Shine Review

Shine
A piano playing genius is sent mad by his musical studies.

by Caroline Westbrook |
Published on
Release Date:

03 Jan 1997

Running Time:

105 minutes

Certificate:

12

Original Title:

Shine

At first glance, Shine doesn't exactly sound like a joyous multiplex experience - Nazi oppression, strained paternal relations and prolonged mental illness, all surrounded by some intense classical music should, by rights, make for a depressing evening's viewing. But, quite simply, it doesn't.
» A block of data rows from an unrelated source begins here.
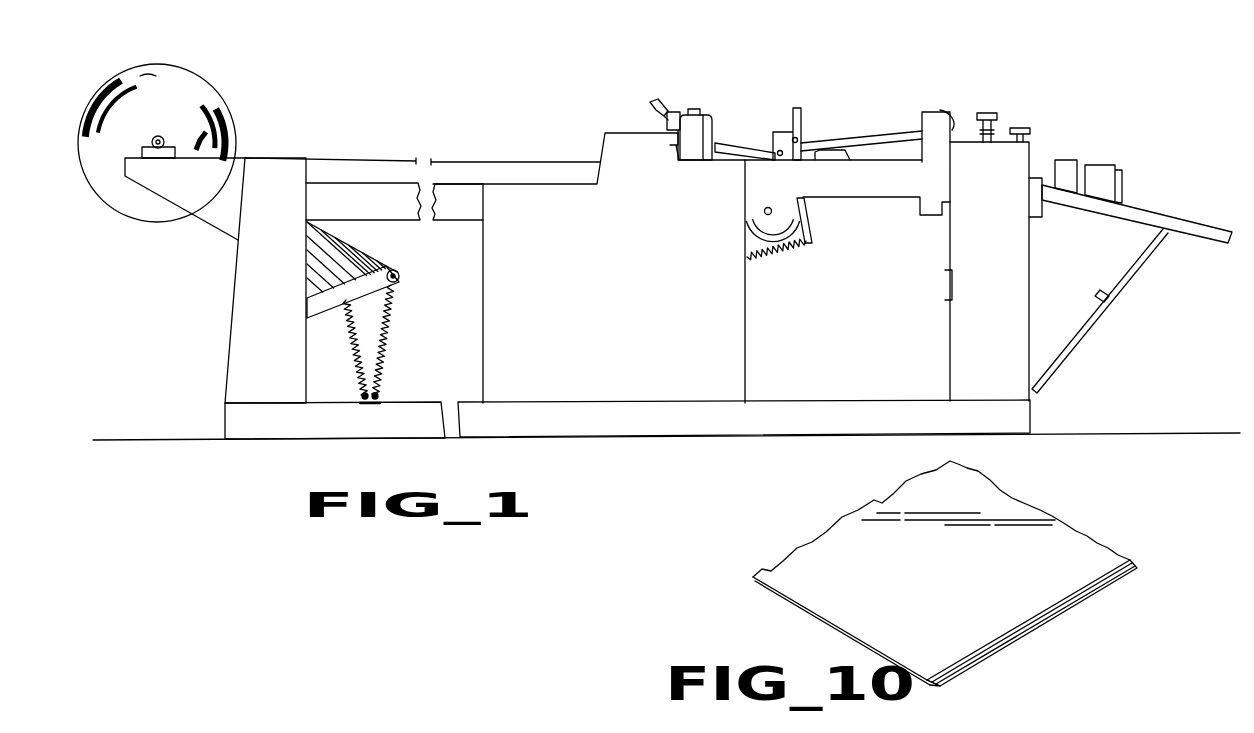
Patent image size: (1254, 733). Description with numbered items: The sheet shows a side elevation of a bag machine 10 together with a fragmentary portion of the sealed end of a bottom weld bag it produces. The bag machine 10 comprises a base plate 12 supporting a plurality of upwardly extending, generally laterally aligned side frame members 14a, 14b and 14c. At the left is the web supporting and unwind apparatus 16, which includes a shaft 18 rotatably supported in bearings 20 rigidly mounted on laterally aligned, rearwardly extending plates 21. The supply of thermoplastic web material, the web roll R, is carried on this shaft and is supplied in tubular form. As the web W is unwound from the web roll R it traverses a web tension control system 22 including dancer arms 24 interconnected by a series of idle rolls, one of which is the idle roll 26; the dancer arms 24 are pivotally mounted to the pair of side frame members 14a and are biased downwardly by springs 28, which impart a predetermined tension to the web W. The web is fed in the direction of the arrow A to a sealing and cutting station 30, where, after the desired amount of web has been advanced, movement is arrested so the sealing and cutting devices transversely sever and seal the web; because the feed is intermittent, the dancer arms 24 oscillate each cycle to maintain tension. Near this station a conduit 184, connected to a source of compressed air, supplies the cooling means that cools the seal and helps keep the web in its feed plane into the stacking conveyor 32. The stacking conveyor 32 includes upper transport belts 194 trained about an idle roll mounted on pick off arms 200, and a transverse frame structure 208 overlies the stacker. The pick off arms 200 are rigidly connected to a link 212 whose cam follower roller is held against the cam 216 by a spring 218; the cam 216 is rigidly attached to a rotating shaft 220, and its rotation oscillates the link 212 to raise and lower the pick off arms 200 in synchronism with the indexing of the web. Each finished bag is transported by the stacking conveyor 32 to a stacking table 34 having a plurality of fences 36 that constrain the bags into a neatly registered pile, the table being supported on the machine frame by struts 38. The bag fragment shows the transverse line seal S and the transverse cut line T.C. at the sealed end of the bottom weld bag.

In FIG. 1, the bag machine 10 is at (346, 76).
In FIG. 1, the base plate 12 is at (228, 421).
In FIG. 1, the side frame member 14a is at (240, 349).
In FIG. 1, the side frame member 14b is at (490, 357).
In FIG. 1, the side frame member 14c is at (951, 259).
In FIG. 1, the web supporting and unwind apparatus 16 is at (237, 107).
In FIG. 1, the shaft 18 is at (154, 140).
In FIG. 1, the bearings 20 is at (167, 149).
In FIG. 1, the rearwardly extending plates 21 is at (215, 222).
In FIG. 1, the web tension control system 22 is at (403, 282).
In FIG. 1, the dancer arms 24 is at (307, 309).
In FIG. 1, the idle roll 26 is at (400, 275).
In FIG. 1, the springs 28 is at (380, 352).
In FIG. 1, the sealing and cutting station 30 is at (707, 112).
In FIG. 1, the stacking conveyor 32 is at (863, 128).
In FIG. 1, the stacking table 34 is at (1155, 215).
In FIG. 1, the fences 36 is at (1102, 174).
In FIG. 1, the struts 38 is at (1097, 302).
In FIG. 1, the conduit 184 is at (651, 104).
In FIG. 1, the upper transport belts 194 is at (817, 148).
In FIG. 1, the pick off arms 200 is at (750, 130).
In FIG. 1, the frame structure 208 is at (808, 96).
In FIG. 1, the link 212 is at (806, 214).
In FIG. 1, the cam 216 is at (752, 238).
In FIG. 1, the spring 218 is at (760, 253).
In FIG. 1, the shaft 220 is at (763, 210).
In FIG. 1, the web roll R is at (148, 76).
In FIG. 1, the web W is at (338, 162).
In FIG. 10, the web W is at (877, 505).
In FIG. 1, the arrow A is at (508, 146).
In FIG. 10, the transverse line seal S is at (1088, 583).
In FIG. 10, the transverse cut line T.C. is at (1012, 643).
For Hicks' biopic is a startlingly well-made tale of triumph over adversity, that makes for compelling, powerful viewing, leaving no emotional chain unyanked.
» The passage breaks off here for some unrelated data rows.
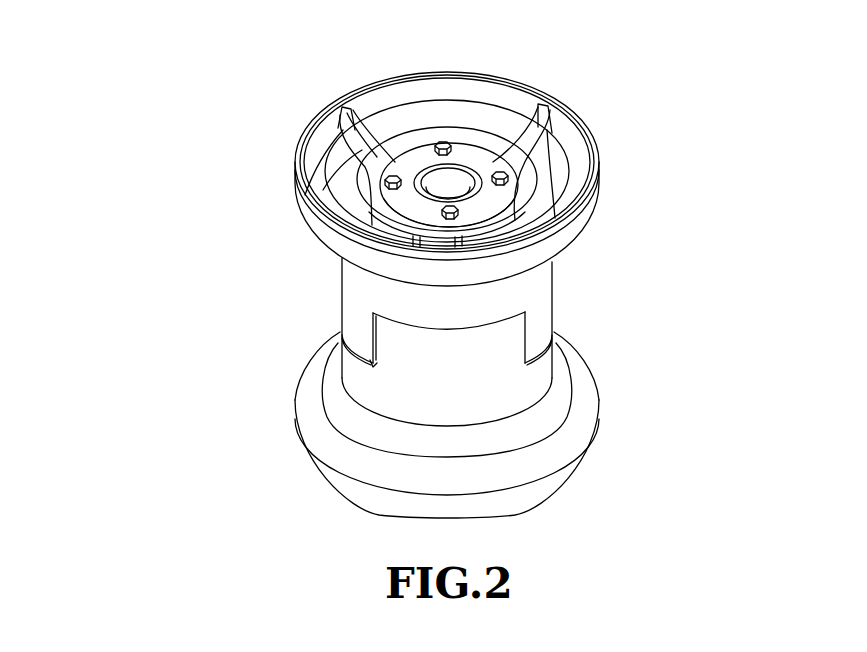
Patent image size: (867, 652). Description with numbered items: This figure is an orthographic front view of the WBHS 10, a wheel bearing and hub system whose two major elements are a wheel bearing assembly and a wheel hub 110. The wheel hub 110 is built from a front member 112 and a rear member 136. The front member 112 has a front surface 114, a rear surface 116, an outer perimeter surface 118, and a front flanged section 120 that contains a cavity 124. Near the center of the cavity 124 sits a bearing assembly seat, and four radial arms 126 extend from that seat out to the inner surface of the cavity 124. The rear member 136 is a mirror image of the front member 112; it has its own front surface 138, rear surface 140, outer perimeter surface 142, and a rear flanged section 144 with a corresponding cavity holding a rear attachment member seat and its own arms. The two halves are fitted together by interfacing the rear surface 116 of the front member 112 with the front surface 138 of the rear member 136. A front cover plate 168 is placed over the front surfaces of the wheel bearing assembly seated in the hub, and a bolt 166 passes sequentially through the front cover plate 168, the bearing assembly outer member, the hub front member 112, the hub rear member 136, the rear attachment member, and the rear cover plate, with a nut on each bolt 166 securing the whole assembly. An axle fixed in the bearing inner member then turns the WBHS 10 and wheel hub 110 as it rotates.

The WBHS 10 is at (123, 97).
The wheel hub 110 is at (676, 202).
The front member 112 is at (575, 112).
The front surface 114 is at (521, 162).
The rear surface 116 is at (543, 352).
The outer perimeter surface 118 is at (528, 292).
The front flanged section 120 is at (563, 230).
The cavity 124 is at (345, 188).
The radial arms 126 is at (355, 112).
The rear member 136 is at (330, 485).
The front surface 138 is at (410, 327).
The rear surface 140 is at (399, 437).
The outer perimeter surface 142 is at (478, 380).
The rear flanged section 144 is at (523, 465).
The bolt 166 is at (445, 140).
The front cover plate 168 is at (480, 162).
The subject matter in question is the acclaimed, but relatively unknown (at least in this country) Australian ivory-tinkler David Helfgott (brilliantly portrayed at various stages by the gawky Taylor and the far more normal-looking Rush). After showing prowess at an early age, he is mentally tortured through his teens by his concentration camp victim father (Mueller-Stahl), heads for the Royal College Of Music against dad's wishes, has a nervous breakdown mastering some particularly tricky Rachmaninov, turns into a stuttering, muttering wreck, and spends the next 20 years in comparative obscurity, banned from having so much as a second's contact with anything resembling a piano. Until, that is, an incident in a local wine bar sparks off a comeback of John Travolta proportions.

With a supporting cast that includes Googie Withers, Lyn Redgrave and Sir John Gielgud as a crusty, cravat-sporting piano teacher, Shine reeks of class even before the opening credits have rolled, and Hicks doesn't disappoint. The acting is faultless, the classical soundtrack stirring even to those for whom music begins and ends with the Gallagher brothers, and the story is told with a warmth and humour that saves it from the self-pitying wallow it could so easily have become. Indeed, the protagonist veers between heart-rending sadness and touching eccentricity, coming over as an adorable innocent and giving rise to an ending far more uplifting than anybody had a right to expect.

It is, of course, just possible that Shine will sink under the glow of the more high-profile likes of Evita, but those who can withstand more than one musical-tinged outing will go home far from unfulfilled.

Faultless performances from all the cast help deliver a film of humour and warmth.